Sopir-sopit itu menggunakan logika yang benar tapi menerapkannya dengan salah. Logikanya benar, kalau angkot tidak penuh penumpangnya tentu saja sopirnya bisa rugi. Pendapatan bisa sama atau bahkan lebih kecil dari setoran. Logika yang benar tapi salah penerapan, karena untuk membuat angkotnya penuh dengan penumpang tidak harus berasal dari satu tempat saja. Di sepanjang jalan yang menjadi rutenya, sudah pasti akan ada penumpang yang naik dan turun. Sehingga sebenarnya ketika berharap penumpang dari suatu tempat lalu menunggu (ngetem) ia telah kehilangan peluang untuk mendapatkan penumpang lain yang mungkin sudah menunggu.
Akibat yang lebih parah, sopir angkot tersebut telah menurunkan statusnya dalam berhubungan dengan penumpang, dari semula saling membutuhkan menjadi membutuhkan. Sopir angkotlah yang membutuhkan penumpang (yang belum naik). Sampai di sini sebenarnyalah belum menghadirkan permasalahan bagi orang lain. Permasalahan terjadi ketika hal ini dipraktekan di saat sudah ada sebagian penumpang yang ada di angkotnya. Seharusnya penumpang tersebut mungkin sudah menempuh sebagian perjalanannya atau kalau tujuannya dekat mungkin sudah sampai, tapi kenyataannya malah masih tetap di tempat. Bagi para pengguna jasa angkot pasti pernah mengalami peristiwa seperti ini, jengkel kan ?
"Logika Sopir Angkot" saya kemudian jadi menempelkan istilah tersebut pada beberapa fenomena serupa. Seseorang yang seharusnya diikuti banyak orang, malah jadi mengikuti banyak orang. Salah satunya adalah kebiasaan seusai shalat berjama'ah. Di Jakarta dan mungkin di kebanyakan masjid di Indonesia (nggak tahu di luar negeri), banyak Imam yang memperpanjang "masa kekuasaannya" dari menjadi imam shalat wajib, menjadi imam wirid dan do'a. Dalam sebuah perbincangan di gardu siskamling saat mendapat giliran jaga (Alhamdulillah di tempat saya kebiasaan main kartu pada saat siskamling sudah berganti menjadi diskusi), saya lemparkan masalah ini. Saya sampaikan bahwa sesudah shalat wajib merupakan salah satu waktu yang baik digunakan untuk berdo'a, sementara apa yang dikehendaki masing-masing orang (makmum) jelas berbeda, sehingga tidak patut kalau Imam mengambil waktu tersebut untuk berdo'a bersama sesuai kemauan imam (lagi pula, saya kok belum pernah mendapatkan rujukan hadits yang membenarkan hal ini).

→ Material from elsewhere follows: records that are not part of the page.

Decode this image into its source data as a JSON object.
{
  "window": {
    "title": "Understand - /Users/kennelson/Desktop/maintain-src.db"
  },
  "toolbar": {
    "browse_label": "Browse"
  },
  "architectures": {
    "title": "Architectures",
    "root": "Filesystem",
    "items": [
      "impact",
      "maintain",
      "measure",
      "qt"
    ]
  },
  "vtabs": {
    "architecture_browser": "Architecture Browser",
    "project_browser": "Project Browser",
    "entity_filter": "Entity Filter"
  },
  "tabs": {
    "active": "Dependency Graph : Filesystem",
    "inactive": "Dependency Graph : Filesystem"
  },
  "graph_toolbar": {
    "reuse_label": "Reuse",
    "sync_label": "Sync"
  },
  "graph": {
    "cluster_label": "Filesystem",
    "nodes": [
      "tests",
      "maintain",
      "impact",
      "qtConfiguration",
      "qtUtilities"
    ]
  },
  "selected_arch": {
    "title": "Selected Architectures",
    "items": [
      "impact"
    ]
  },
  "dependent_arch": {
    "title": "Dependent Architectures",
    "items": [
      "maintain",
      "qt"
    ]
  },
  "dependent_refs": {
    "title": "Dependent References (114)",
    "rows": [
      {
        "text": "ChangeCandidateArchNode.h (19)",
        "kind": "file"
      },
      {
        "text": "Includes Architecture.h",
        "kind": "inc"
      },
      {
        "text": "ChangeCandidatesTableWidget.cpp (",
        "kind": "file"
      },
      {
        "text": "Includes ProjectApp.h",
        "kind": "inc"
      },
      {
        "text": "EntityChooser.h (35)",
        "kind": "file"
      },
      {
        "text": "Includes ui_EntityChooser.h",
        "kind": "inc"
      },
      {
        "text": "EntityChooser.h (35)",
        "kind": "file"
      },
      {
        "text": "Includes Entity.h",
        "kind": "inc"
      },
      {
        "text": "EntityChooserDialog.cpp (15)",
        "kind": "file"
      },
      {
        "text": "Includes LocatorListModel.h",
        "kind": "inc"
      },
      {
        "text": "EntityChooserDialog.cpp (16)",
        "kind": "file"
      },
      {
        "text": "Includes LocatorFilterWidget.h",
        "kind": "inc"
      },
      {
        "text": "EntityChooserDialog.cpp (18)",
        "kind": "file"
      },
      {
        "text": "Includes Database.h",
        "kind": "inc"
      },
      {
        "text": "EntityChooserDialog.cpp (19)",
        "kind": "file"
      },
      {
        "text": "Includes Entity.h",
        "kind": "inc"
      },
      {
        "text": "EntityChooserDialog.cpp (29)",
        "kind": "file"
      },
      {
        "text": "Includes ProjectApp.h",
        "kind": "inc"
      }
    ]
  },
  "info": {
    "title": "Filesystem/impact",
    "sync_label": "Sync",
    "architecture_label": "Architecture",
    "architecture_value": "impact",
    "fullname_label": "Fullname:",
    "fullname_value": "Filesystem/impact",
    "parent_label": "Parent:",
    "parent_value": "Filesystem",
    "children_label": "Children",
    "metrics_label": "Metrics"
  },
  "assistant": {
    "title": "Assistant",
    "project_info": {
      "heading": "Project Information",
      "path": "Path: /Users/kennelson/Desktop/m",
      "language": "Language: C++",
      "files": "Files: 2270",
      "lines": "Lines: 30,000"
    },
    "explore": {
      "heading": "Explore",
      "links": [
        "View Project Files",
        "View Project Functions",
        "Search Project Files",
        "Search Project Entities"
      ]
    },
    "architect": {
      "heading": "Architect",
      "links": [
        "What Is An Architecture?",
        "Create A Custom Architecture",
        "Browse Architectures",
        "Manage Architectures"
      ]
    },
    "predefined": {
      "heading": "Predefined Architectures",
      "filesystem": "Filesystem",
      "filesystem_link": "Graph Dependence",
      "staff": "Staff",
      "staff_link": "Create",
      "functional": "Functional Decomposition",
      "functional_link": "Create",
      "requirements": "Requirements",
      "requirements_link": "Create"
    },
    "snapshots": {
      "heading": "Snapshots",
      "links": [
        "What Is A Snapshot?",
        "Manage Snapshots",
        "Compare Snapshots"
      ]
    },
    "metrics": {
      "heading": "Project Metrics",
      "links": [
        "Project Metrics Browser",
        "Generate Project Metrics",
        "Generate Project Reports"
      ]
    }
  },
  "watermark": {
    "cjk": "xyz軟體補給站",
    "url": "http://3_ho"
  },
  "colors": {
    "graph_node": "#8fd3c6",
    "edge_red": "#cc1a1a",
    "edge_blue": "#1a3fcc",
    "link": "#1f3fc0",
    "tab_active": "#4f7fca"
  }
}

Ternyata, mereka yang membela menggunakan kerangka berpikir "Logika Sopir Angkot". Kan tidak semua orang paham adab berdo'a, makanya do'anya pun perlu dipimpin agar bisa berdo'a dengan benar. Saya tidak ingin mendebat, cuma berkata dalam hati, "Kalau tidak paham kenapa tidak belajar ? Atau kalau begitu alasannya sampai kapan mau ditoleransi, sehingga mereka semua pada paham ?". Imam yang seharusnya diikuti makmum (mendorong agar makmu bisa melakukan wirid dan berdo'a sendiri), malah jadi mengikuti makmum (walaupun prakteknya memimpin wirid dan do'a tapi hakekatnya kan mengikuti kemauan makmum yang merasa harus dipimpin dalam wirid dan berdo'a).
Orang lainlah yang kemudian jadi terganggu karena "paduan suara" wirid atau koor "amin", misalnya makmum yang masbuk atau yang sedang wirid atau berdo'a sendiri. Apakah para Imam tidak berpikir sampai demikian ? Wallahu a'lam.